Wednesday, January 28, 2009

It happened 50+ years ago

I would like to share the following with you. It is from a friend of mine, who is also a pilot. As previously mentioned, I consulted him when I had an issue with the way the new media was reporting the Airbus in the Hudson incident. Enjoy!

The recent US Air Airbus 320 that ditched in the Hudson River was the first commercial jet to successfully ditch without any fatalities. The news media continues to say that it was the first successful ditching without any fatalities. As Pan Amers, we know that is not true! If you read the account of Captain Dick Ogg's ditching, as I remember a Chinese lady twisted her ankle getting in a raft but there were no fatalities. Also, a Boeing - 314 ditched in mid Pacific November 1945. Even though it was a seaplane, it had two engines shut down and was forced to land and had no fatalities.

ATT277439

Monday, Oct. 29, 1956

The Ditching

Pan American Stratocruiser Flight 943 winged smoothly through the night sky, confident in its aloneness, all but oblivious to the black Pacific four miles below. It was 3:20 a.m., and inside the cabin, each of the 31 passengers sought sleep according to his station-first-class passengers in berths, tourist passengers scrunched up in reclining seats. Suddenly a shrieking squeal drowned the silence, and the airplane swooped roughly. The passengers bolted awake. "Ladies and gentlemen," crackled the cabin loudspeaker, "this is Captain Ogg. We have an emergency. Our No.1 engine is uncontrolled. A ditching at sea is likely. We have a Coast Guard cutter nearby that is able to render assistance. There is no cause for alarm."

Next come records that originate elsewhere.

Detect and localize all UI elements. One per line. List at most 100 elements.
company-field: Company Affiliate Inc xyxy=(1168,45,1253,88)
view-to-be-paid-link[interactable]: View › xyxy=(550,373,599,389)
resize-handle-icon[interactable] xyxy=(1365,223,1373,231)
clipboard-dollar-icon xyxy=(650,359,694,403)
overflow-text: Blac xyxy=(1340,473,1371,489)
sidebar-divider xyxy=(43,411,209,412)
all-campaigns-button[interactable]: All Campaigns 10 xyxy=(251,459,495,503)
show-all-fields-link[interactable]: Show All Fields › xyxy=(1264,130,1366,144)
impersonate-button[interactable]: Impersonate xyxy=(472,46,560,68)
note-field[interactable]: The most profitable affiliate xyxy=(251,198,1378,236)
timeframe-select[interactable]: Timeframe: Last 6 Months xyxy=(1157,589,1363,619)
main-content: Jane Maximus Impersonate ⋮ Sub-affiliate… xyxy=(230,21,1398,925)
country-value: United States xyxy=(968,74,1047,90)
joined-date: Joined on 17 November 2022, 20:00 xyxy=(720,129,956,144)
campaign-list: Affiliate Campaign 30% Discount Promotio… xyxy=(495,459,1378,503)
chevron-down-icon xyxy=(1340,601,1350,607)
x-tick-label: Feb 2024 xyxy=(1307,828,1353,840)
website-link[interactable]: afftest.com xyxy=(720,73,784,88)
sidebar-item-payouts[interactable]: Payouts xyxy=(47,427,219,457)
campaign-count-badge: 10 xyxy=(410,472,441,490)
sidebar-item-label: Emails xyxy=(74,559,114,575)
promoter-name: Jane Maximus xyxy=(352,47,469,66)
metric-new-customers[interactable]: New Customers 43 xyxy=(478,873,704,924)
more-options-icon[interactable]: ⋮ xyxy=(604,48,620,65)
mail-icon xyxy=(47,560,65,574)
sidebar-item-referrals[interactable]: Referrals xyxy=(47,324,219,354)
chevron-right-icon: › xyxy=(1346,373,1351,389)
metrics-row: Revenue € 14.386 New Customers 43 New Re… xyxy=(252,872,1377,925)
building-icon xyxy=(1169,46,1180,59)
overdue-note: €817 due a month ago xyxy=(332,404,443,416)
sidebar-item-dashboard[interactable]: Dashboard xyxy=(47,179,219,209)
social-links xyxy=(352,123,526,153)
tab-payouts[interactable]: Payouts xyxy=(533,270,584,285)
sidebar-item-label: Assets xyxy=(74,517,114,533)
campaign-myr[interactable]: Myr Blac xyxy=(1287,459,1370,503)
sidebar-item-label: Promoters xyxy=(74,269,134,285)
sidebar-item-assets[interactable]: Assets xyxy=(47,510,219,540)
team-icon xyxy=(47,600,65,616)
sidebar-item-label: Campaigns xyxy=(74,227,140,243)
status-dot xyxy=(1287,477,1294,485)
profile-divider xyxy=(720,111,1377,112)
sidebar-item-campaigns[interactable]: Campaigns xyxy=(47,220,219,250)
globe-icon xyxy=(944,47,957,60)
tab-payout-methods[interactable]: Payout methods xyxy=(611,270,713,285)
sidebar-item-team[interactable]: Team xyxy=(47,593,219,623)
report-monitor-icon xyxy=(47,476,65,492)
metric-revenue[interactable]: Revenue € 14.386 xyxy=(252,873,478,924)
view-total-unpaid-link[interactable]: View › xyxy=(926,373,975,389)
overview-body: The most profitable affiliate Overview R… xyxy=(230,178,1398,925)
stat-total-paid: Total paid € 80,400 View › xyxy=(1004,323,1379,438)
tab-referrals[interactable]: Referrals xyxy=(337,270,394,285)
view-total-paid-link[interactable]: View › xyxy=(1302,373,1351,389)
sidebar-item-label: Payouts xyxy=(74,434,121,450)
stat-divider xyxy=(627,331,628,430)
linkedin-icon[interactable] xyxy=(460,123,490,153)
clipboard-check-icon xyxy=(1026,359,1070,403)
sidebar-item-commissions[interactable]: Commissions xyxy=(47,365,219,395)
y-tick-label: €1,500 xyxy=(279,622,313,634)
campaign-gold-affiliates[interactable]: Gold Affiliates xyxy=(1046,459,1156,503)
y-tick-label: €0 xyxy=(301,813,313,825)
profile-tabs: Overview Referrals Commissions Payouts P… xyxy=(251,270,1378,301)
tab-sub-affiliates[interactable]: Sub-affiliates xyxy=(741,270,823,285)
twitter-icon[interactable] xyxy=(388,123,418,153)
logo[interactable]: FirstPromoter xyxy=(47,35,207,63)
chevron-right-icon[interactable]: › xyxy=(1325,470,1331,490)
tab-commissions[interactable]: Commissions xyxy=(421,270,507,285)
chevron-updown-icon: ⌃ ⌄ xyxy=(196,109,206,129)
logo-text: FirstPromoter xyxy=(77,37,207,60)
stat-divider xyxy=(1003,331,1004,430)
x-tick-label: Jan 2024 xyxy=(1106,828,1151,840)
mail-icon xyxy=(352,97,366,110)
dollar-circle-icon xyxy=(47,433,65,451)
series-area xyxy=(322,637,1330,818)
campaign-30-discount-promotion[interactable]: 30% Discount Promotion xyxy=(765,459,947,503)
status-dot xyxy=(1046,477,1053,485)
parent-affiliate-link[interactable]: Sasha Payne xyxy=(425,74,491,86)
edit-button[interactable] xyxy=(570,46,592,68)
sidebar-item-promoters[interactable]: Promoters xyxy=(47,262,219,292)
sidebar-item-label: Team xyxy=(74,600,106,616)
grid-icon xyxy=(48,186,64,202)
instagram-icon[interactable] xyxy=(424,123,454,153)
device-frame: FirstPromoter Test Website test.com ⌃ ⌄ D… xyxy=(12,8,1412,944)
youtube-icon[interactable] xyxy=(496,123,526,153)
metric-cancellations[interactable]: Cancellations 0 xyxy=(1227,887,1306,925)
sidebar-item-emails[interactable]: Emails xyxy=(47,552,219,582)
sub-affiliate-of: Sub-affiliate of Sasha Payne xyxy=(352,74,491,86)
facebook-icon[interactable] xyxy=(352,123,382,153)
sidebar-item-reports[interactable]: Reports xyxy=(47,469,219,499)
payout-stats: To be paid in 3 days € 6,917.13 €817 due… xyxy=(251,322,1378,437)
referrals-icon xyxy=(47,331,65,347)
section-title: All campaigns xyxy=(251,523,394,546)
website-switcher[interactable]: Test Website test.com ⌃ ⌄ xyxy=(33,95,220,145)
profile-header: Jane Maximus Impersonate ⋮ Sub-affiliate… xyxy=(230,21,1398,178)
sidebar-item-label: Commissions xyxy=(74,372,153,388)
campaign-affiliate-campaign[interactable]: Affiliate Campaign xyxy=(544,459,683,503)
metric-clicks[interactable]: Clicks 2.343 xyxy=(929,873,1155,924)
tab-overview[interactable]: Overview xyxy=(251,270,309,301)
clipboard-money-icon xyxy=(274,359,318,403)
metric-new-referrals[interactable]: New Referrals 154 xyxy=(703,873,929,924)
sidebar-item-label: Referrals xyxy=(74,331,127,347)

Quietly, two stewardesses and a purser went to work, pointed out the escape hatches, explained the ditching procedure (fasten safety belts securely, rest head on pillow on the knees, cross wrists behind legs, grasp each ankle from the front). Passengers discarded their shoes (the women took off stockings so they would not slip if they had to walk on a wing), got rid of sharp objects (e.g., fountain pens, tie clasps), shouldered their way into life jackets. One woman tore the crucifix from her rosary, kept the beads.


In the cockpit, too, there was calm. Then six minutes after the trouble began, another engine-No. 4-choked to a stop. With both outboard engines out of commission, Captain Ogg knew for certain now that he could not make the 1,000 miles to San Francisco -that he would have to ditch. Rather than dump gas and risk a night landing, he decided to wait till daylight and let the plane exhaust its heavy fuel load. He so notified the Coast Guard weather-watch cutter, Pontchartrain, some comfortable ten miles to the west. Pontchartrain's skipper, Commander William K. Earle, radioed the best course (330°) for ditching into the running swell, and the time of sunrise (7:22 a.m.). Captain Ogg easily homed on the Pontchartrain, managed to hold his altitude at 2,000 ft. while he circled her.


During the long wait for daylight, he switched the seat-belt sign off, told his passengers to light their cigarettes, relax. The conditions for ditching, he assured them, were "ideal." The water temperature was 74°, the sea calm.


They waited in silence. Three passengers dozed. A stewardess jokingly offered to pass out the magazines. A passenger wanted to know when breakfast would be served. Everybody laughed.


Now it was daylight. At 8:04 a.m. Ogg announced: ten minutes. Then, one minute. The passengers braced. Ogg carefully aimed the big Boeing Stratocruiser for a strip of white fire-fighting foam that Pontchartrain had laid to aid the pilot's depth perception. He kissed the plane onto the hard waves, touching gently at first. Then it bounced hard, whipped around violently as an engine tore loose, snapped in two. Quickly the crew discharged and inflated the life rafts. The passengers waded cautiously through the cabin rubble, hopped into the rafts. Within ten minutes after the Stratocruiser struck water Pontchar train's small boats had picked up all survivors-only five were slightly injured-and deposited them, snuggled into blankets, aboard the cutter. Eleven minutes later, what was left of the Stratocruiser disappeared in the foam.